November 17, 2025 — AIReporter.news
Nvidia Corp. (NVDA-Nasdaq), the U.S. chipmaker powering much of the global AI revolution, is facing renewed scrutiny from investors as concerns mount over inflated valuations. Shares fell more than 10 per cent last week, reflecting unease about whether AI-driven demand can sustain current market multiples.
The company’s GPUs remain the backbone of generative AI platforms, with contracts spanning OpenAI, Meta, and Canadian research institutions. Yet analysts warn that investor enthusiasm may have outpaced fundamentals, with some calling the sector’s rally a “classic bubble in the making.”
Despite the pullback, Nvidia’s long-term prospects remain strong. Its latest earnings showed record revenue from data centre sales, underscoring the scale of AI adoption across industries. The company also announced new partnerships with Canadian universities, reinforcing its role in shaping the country’s AI ecosystem.

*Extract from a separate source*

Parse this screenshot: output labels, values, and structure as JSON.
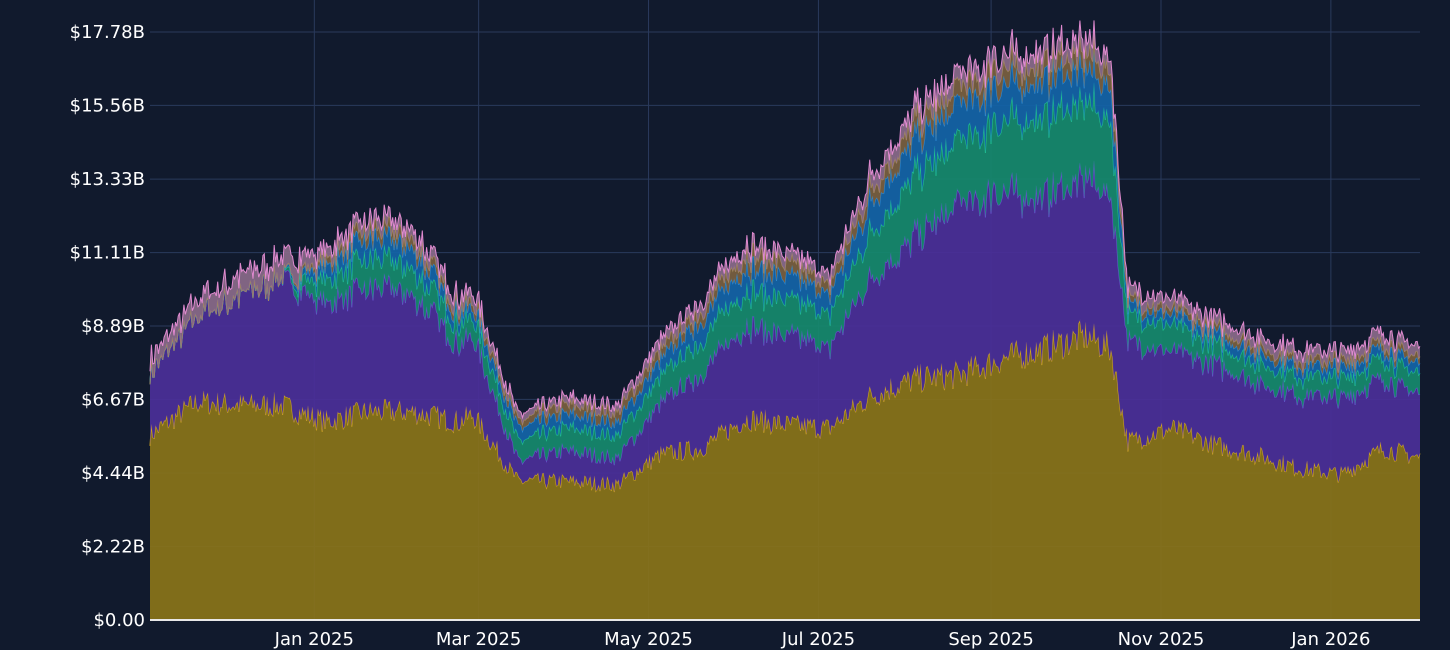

Market observers say Nvidia’s trajectory will serve as a bellwether for the entire AI sector. A sustained correction could ripple across publicly traded AI firms, while continued growth would validate the sector’s lofty valuations.
For Canadian investors, Nvidia offers indirect exposure to domestic AI initiatives, though its Nasdaq listing means currency and valuation risks must be considered.